The most familiar biblical passage regarding the hope of a reconstituted Israel is Ezekiel 37. God gave the prophet Ezekiel a vision of dry, scattered bones and asked him, “Can these bones live?” (v. 3). The answer normally would be no, but in this case, Ezekiel knew the Person asking the question, and he responded accordingly, “O Lord Gᴏᴅ, You know” (v. 3). God asked Ezekiel this question at a time when the Jewish people were exiled in Babylon. Like the dry, scattered bones, these captives had no reason to hope of ever regaining nationhood. Yet in verse 7, the bones (the whole house of Israel, v. 11) started to rattle and make noise as they came together.
That process has taken shape throughout modern Jewish history. The rattling began in 1897 when Theodore Herzl, a journalist from Vienna, led the first Zionist Congress to discuss the necessity of a Jewish homeland. It seemed like a dream. But it was no dream. Although the dry bones coming together seemed impossible, hundreds of thousands of Jewish people made aliyah (returned) to their land over the next 51 years. That land, largely deprived of its people for nearly 2,000 years, was finally seeing them come home.

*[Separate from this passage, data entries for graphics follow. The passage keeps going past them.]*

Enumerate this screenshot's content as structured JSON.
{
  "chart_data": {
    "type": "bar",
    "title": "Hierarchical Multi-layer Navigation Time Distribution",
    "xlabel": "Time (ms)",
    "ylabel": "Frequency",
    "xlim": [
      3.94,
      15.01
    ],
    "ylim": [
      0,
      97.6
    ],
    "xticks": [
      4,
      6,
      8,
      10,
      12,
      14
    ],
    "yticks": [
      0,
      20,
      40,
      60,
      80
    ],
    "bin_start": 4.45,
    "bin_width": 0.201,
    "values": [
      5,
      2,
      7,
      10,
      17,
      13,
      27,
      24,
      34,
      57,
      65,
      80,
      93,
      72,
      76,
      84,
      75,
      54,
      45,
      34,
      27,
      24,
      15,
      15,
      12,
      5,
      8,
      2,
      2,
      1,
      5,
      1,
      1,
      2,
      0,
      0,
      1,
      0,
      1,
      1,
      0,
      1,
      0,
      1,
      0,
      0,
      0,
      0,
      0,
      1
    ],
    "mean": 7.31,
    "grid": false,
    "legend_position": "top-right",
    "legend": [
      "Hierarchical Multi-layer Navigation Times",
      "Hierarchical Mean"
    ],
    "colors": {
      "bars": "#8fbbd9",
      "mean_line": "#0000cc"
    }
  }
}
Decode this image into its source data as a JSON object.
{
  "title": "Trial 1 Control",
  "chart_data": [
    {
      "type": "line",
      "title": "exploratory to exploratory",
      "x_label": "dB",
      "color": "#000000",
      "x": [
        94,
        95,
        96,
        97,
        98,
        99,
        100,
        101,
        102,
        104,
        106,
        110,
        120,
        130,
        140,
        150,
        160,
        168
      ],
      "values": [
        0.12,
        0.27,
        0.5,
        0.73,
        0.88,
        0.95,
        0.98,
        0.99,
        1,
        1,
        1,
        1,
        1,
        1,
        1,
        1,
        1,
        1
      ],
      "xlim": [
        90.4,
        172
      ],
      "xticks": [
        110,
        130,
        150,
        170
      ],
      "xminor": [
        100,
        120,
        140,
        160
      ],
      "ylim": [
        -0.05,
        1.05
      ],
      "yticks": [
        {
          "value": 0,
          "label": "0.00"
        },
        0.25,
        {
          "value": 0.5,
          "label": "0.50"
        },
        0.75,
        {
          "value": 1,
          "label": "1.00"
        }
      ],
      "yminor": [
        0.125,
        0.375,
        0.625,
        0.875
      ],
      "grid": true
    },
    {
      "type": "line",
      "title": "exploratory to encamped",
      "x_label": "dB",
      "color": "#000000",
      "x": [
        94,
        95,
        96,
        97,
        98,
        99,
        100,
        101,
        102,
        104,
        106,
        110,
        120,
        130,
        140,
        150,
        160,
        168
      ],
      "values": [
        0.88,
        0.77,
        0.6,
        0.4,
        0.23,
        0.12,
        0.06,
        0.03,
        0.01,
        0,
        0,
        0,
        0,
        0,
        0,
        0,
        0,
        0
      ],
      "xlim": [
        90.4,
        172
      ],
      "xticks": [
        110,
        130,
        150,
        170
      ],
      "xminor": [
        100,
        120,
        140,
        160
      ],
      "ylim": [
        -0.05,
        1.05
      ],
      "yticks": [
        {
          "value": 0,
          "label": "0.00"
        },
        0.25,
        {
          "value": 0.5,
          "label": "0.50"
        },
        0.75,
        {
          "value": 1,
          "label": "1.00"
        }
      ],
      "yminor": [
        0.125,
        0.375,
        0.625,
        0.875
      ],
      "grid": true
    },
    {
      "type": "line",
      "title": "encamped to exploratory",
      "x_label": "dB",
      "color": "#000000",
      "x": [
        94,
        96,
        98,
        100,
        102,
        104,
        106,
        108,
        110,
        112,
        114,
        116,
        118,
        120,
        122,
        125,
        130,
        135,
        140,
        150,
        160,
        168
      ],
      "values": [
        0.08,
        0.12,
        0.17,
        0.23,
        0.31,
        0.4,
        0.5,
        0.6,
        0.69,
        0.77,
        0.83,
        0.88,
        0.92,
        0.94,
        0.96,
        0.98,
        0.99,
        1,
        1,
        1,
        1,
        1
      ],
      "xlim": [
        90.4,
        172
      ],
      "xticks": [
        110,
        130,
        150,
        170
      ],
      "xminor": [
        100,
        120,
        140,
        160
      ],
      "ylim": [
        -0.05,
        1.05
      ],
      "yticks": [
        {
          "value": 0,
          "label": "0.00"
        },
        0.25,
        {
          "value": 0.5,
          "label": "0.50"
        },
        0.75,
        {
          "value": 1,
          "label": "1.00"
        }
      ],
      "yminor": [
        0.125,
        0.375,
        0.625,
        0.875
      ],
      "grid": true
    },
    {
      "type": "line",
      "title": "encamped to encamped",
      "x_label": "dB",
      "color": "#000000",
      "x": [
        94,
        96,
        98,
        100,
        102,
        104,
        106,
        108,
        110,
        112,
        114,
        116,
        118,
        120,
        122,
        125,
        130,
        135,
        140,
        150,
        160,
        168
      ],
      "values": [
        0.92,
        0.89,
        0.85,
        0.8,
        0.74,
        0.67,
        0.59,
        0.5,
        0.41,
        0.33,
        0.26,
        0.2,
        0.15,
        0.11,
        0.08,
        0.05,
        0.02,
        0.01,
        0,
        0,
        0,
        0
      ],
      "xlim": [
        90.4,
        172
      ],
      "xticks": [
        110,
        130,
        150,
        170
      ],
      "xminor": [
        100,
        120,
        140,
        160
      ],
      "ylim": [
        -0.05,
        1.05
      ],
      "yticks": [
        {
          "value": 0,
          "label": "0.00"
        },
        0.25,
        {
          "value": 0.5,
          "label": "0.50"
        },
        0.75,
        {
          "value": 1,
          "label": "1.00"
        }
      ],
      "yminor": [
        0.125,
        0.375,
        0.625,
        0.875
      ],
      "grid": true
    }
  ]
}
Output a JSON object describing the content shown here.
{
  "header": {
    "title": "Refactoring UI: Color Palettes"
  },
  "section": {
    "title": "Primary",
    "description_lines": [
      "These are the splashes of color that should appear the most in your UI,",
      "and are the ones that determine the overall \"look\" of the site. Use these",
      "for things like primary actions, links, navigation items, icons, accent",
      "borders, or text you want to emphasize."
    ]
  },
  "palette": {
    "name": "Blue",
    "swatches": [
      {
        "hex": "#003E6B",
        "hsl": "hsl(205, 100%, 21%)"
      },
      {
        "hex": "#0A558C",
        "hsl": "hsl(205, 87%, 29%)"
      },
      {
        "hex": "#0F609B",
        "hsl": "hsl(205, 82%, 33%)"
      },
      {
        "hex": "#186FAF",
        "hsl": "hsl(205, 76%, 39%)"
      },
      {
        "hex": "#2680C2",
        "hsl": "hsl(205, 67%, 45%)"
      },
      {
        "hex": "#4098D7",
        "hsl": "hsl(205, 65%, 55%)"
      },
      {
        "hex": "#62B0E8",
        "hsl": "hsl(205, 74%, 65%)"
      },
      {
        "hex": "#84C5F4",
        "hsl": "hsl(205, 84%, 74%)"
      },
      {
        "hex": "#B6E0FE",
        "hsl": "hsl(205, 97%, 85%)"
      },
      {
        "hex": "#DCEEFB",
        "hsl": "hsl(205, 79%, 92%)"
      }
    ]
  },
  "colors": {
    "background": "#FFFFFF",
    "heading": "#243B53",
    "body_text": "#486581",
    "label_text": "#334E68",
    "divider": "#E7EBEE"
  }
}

Since then, Israel has survived four major wars: the 1948 War of Independence; the 1967 Six-Day War; the 1973 Yom Kippur War; and the current war with Hamas, the Houthis, Hezbollah, and Iran. It lived through two intifadas: 1987–1993 and 2000–2005. Yet here it stands in fulfillment of biblical prophecy, reconstituted, but with no breath in it (Ezekiel 37:8). American author Mark Twain said it best: “All things are mortal but the Jew; all other forces pass, but he remains. What is the secret of his immortality?”